Apel ini diikuti jajaran Forum Koordinasi Pimpinan Daerah (Forkopimda), mulai dari Sekretaris Daerah, unsur pimpinan Polres Boltim, jajaran TNI, hingga perwakilan instansi terkait seperti BPBD, Satpol-PP, Pemadam Kebakaran, Dinas Lingkungan Hidup, Dinas Pertanian, serta para camat, termasuk Camat Kotabunan dan Camat Tutuyan.
Dalam amanatnya, Bupati Oskar menegaskan bahwa penanganan Karhutla tidak bisa dilakukan secara parsial. Ia menekankan pentingnya langkah pencegahan sejak dini sebelum titik api meluas dan menimbulkan kerugian besar bagi masyarakat.

“Kebakaran hutan dan lahan adalah ancaman serius yang dapat merugikan aktivitas sosial, ekonomi, hingga keselamatan jiwa. Pencegahan harus menjadi langkah utama melalui koordinasi terpadu dan berkelanjutan,” ujar Bupati Oskar.

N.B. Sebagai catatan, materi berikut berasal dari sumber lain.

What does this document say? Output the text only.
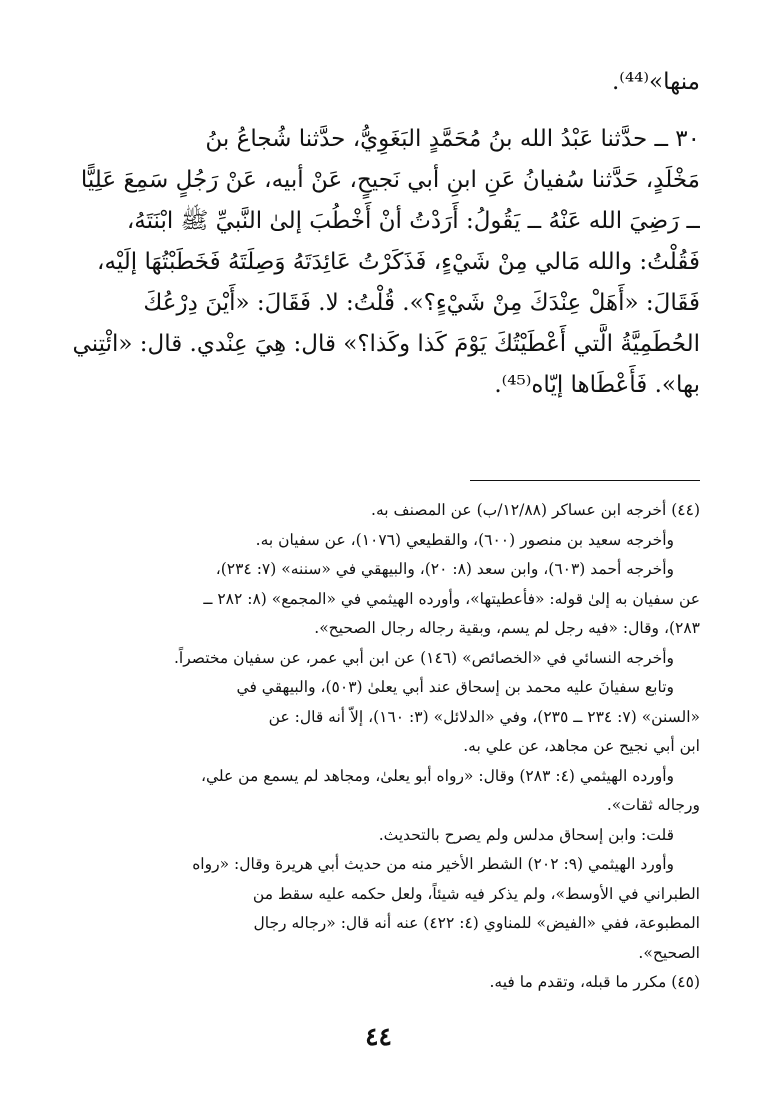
منها»⁽⁴⁴⁾.

٣٠ ــ حدَّثنا عَبْدُ الله بنُ مُحَمَّدٍ البَغَوِيُّ، حدَّثنا شُجاعُ بنُ

مَخْلَدٍ، حَدَّثنا سُفيانُ عَنِ ابنِ أبي نَجيحٍ، عَنْ أبيه، عَنْ رَجُلٍ سَمِعَ عَلِيًّا

ــ رَضِيَ الله عَنْهُ ــ يَقُولُ: أَرَدْتُ أنْ أَخْطُبَ إلىٰ النَّبيِّ ﷺ ابْنَتَهُ،

فَقُلْتُ: والله مَالي مِنْ شَيْءٍ، فَذَكَرْتُ عَائِدَتَهُ وَصِلَتَهُ فَخَطَبْتُهَا إلَيْه،

فَقَالَ: «أَهَلْ عِنْدَكَ مِنْ شَيْءٍ؟». قُلْتُ: لا. فَقَالَ: «أَيْنَ دِرْعُكَ

الحُطَمِيَّةُ الَّتي أَعْطَيْتُكَ يَوْمَ كَذا وكَذا؟» قال: هِيَ عِنْدي. قال: «ائْتِني

بها». فَأَعْطَاها إيّاه⁽⁴⁵⁾.

(٤٤) أخرجه ابن عساكر (١٢/٨٨/ب) عن المصنف به.

وأخرجه سعيد بن منصور (٦٠٠)، والقطيعي (١٠٧٦)، عن سفيان به.

وأخرجه أحمد (٦٠٣)، وابن سعد (٨: ٢٠)، والبيهقي في «سننه» (٧: ٢٣٤)،

عن سفيان به إلىٰ قوله: «فأعطيتها»، وأورده الهيثمي في «المجمع» (٨: ٢٨٢ ــ

٢٨٣)، وقال: «فيه رجل لم يسم، وبقية رجاله رجال الصحيح».

وأخرجه النسائي في «الخصائص» (١٤٦) عن ابن أبي عمر، عن سفيان مختصراً.

وتابع سفيانَ عليه محمد بن إسحاق عند أبي يعلىٰ (٥٠٣)، والبيهقي في

«السنن» (٧: ٢٣٤ ــ ٢٣٥)، وفي «الدلائل» (٣: ١٦٠)، إلاّ أنه قال: عن

ابن أبي نجيح عن مجاهد، عن علي به.

وأورده الهيثمي (٤: ٢٨٣) وقال: «رواه أبو يعلىٰ، ومجاهد لم يسمع من علي،

ورجاله ثقات».

قلت: وابن إسحاق مدلس ولم يصرح بالتحديث.

وأورد الهيثمي (٩: ٢٠٢) الشطر الأخير منه من حديث أبي هريرة وقال: «رواه

الطبراني في الأوسط»، ولم يذكر فيه شيئاً، ولعل حكمه عليه سقط من

المطبوعة، ففي «الفيض» للمناوي (٤: ٤٢٢) عنه أنه قال: «رجاله رجال

الصحيح».

(٤٥) مكرر ما قبله، وتقدم ما فيه.

٤٤
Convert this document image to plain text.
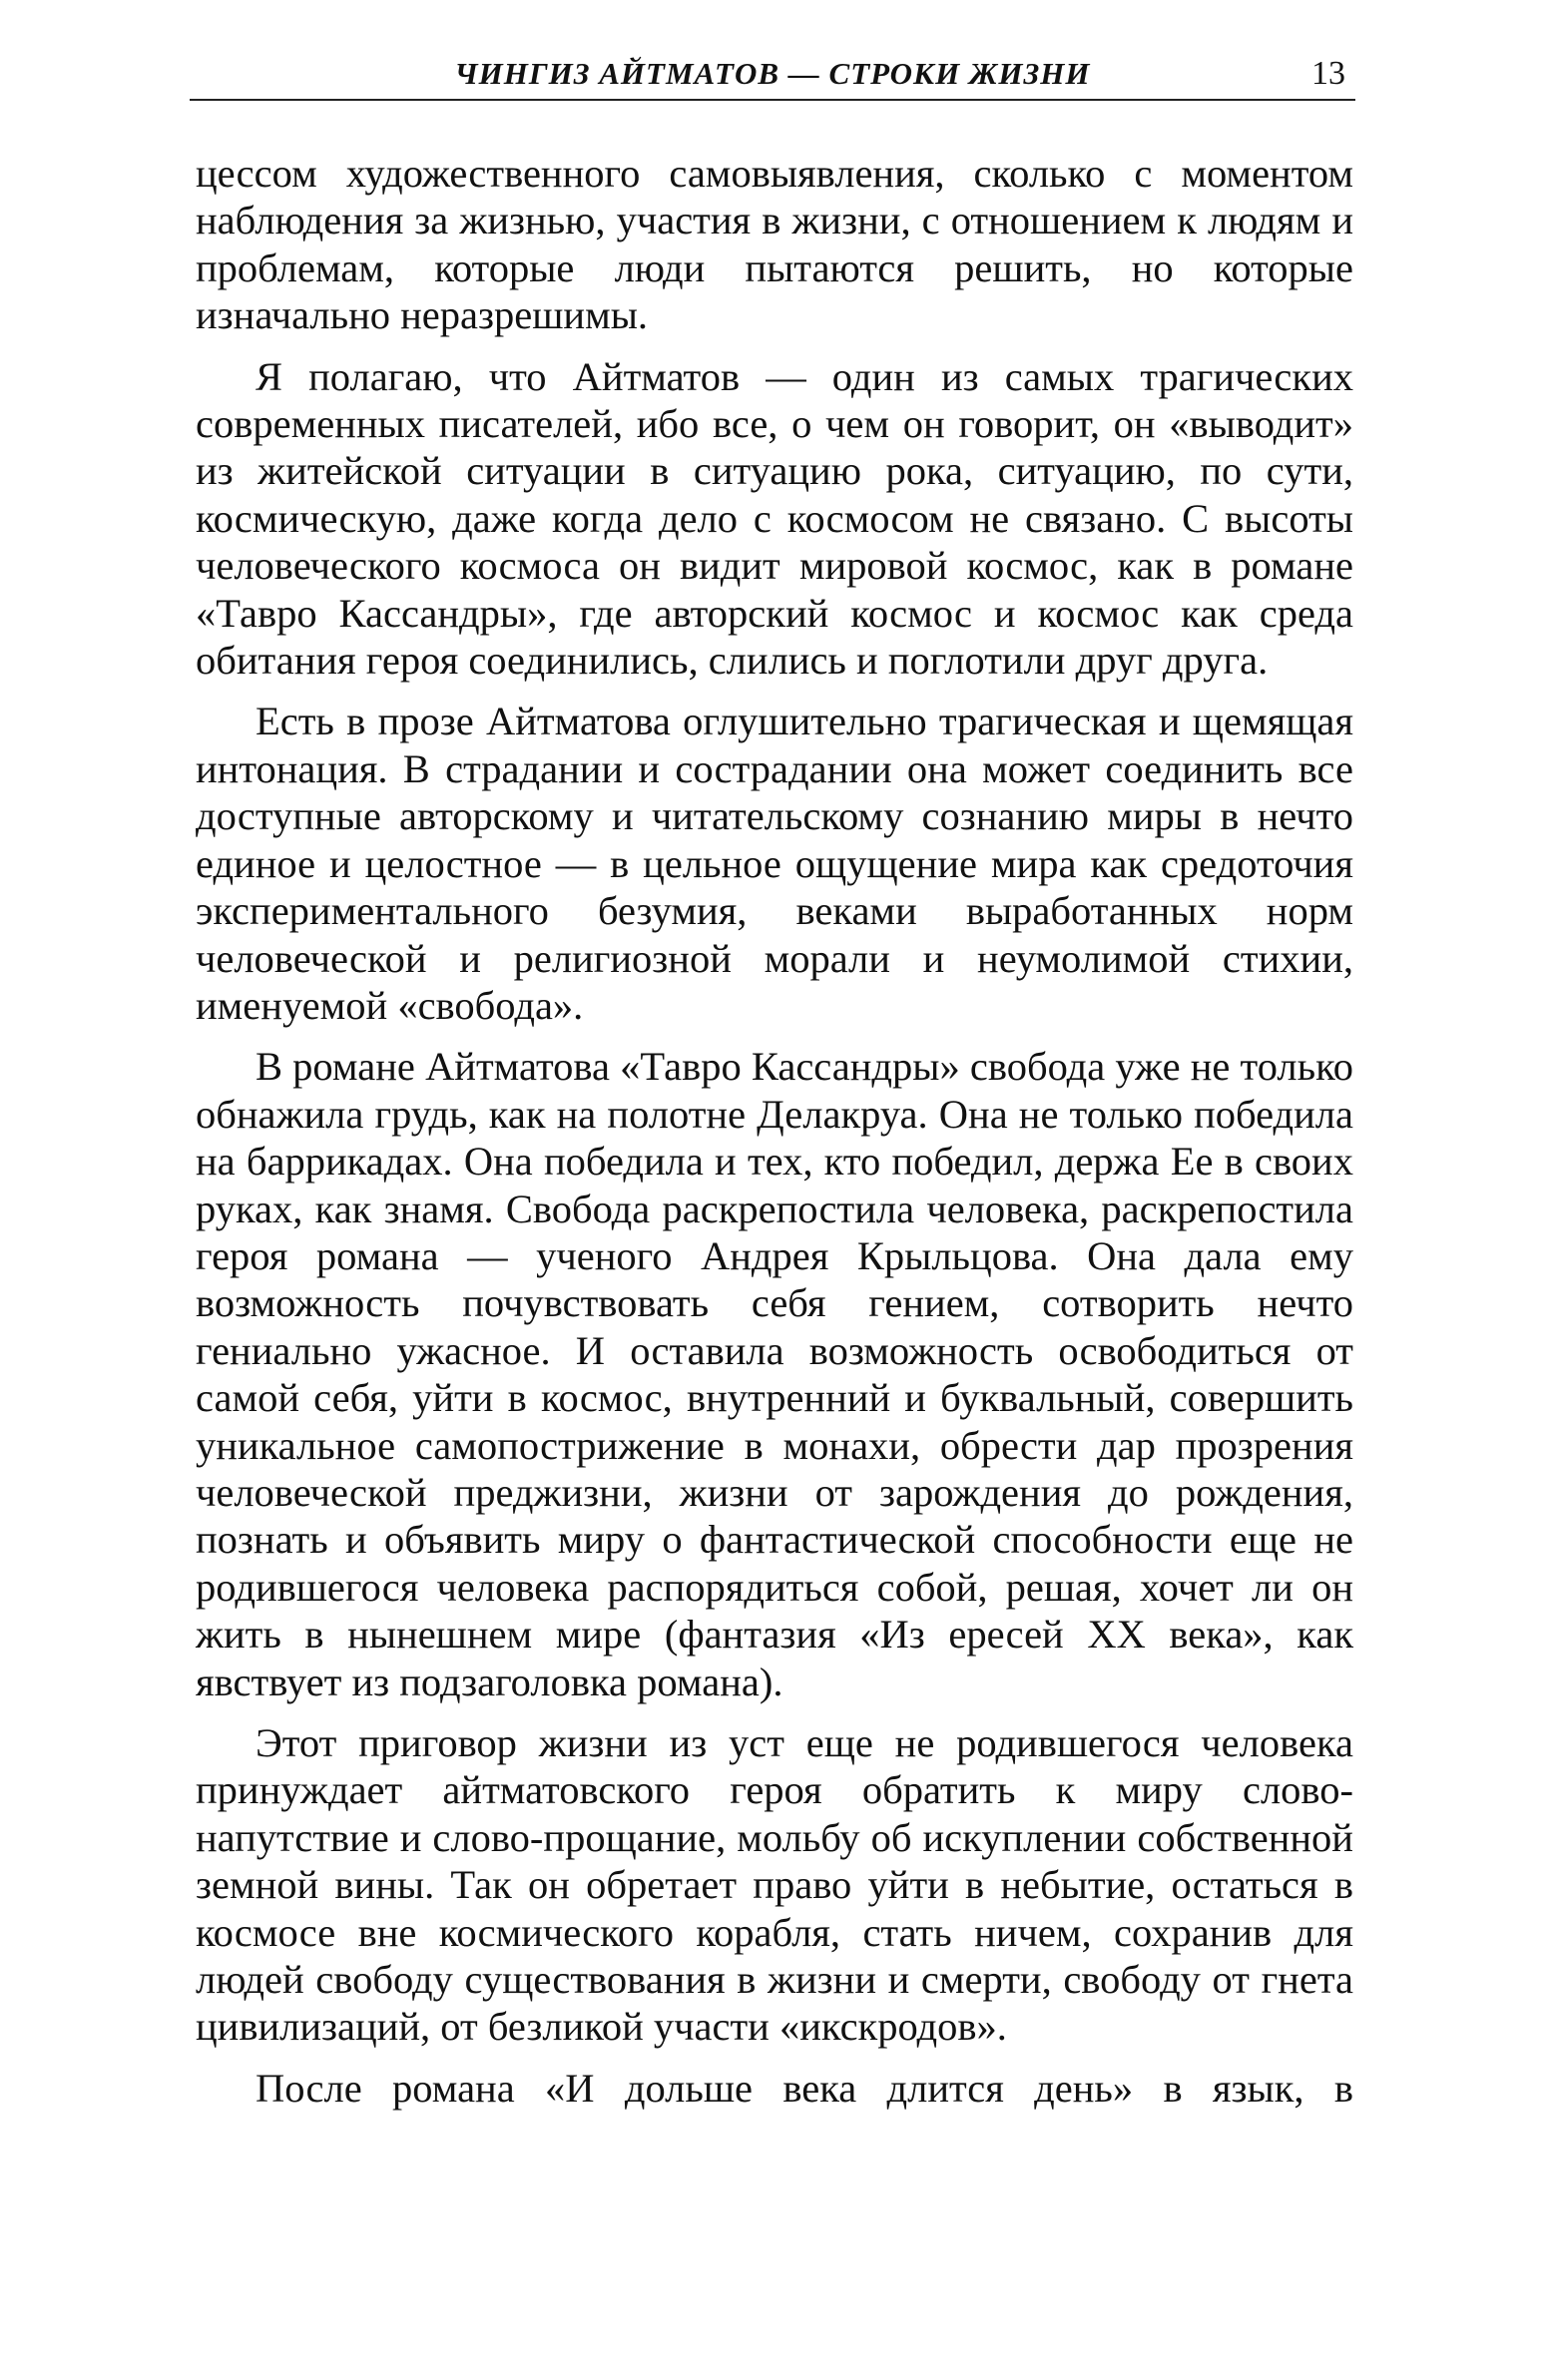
ЧИНГИЗ АЙТМАТОВ — СТРОКИ ЖИЗНИ	13

цессом художественного самовыявления, сколько с моментом наблюдения за жизнью, участия в жизни, с отношением к людям и проблемам, которые люди пытаются решить, но которые изначально неразрешимы.

Я полагаю, что Айтматов — один из самых трагических современных писателей, ибо все, о чем он говорит, он «выводит» из житейской ситуации в ситуацию рока, ситуацию, по сути, космическую, даже когда дело с космосом не связано. С высоты человеческого космоса он видит мировой космос, как в романе «Тавро Кассандры», где авторский космос и космос как среда обитания героя соединились, слились и поглотили друг друга.

Есть в прозе Айтматова оглушительно трагическая и щемящая интонация. В страдании и сострадании она может соединить все доступные авторскому и читательскому сознанию миры в нечто единое и целостное — в цельное ощущение мира как средоточия экспериментального безумия, веками выработанных норм человеческой и религиозной морали и неумолимой стихии, именуемой «свобода».

В романе Айтматова «Тавро Кассандры» свобода уже не только обнажила грудь, как на полотне Делакруа. Она не только победила на баррикадах. Она победила и тех, кто победил, держа Ее в своих руках, как знамя. Свобода раскрепостила человека, раскрепостила героя романа — ученого Андрея Крыльцова. Она дала ему возможность почувствовать себя гением, сотворить нечто гениально ужасное. И оставила возможность освободиться от самой себя, уйти в космос, внутренний и буквальный, совершить уникальное самопострижение в монахи, обрести дар прозрения человеческой преджизни, жизни от зарождения до рождения, познать и объявить миру о фантастической способности еще не родившегося человека распорядиться собой, решая, хочет ли он жить в нынешнем мире (фантазия «Из ересей XX века», как явствует из подзаголовка романа).

Этот приговор жизни из уст еще не родившегося человека принуждает айтматовского героя обратить к миру слово-напутствие и слово-прощание, мольбу об искуплении собственной земной вины. Так он обретает право уйти в небытие, остаться в космосе вне космического корабля, стать ничем, сохранив для людей свободу существования в жизни и смерти, свободу от гнета цивилизаций, от безликой участи «икскродов».

После романа «И дольше века длится день» в язык, в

Bupati juga menginstruksikan seluruh jajaran, mulai dari TNI, Polri, hingga pemerintah desa, untuk memperkuat patroli lapangan. Ia meminta agar pendekatan yang dilakukan kepada masyarakat bersifat humanis dan edukatif, khususnya terkait bahaya membuka lahan dengan cara membakar.

Patroli himbauan ini akan difokuskan di dua kecamatan, yakni Kotabunan dan Tutuyan. Tujuannya adalah memberikan edukasi langsung kepada masyarakat agar menjaga lingkungan dan tidak melakukan pembakaran saat mengelola lahan.
Menutup arahannya, Bupati Oskar mengajak seluruh masyarakat Boltim untuk berperan aktif dalam upaya pencegahan Karhutla. Ia menekankan pentingnya segera melaporkan kepada pihak berwenang apabila menemukan indikasi kebakaran.
“Mari kita jaga hutan dan lingkungan kita. Mari kita lindungi generasi mendatang dari dampak Karhutla,” tegasnya.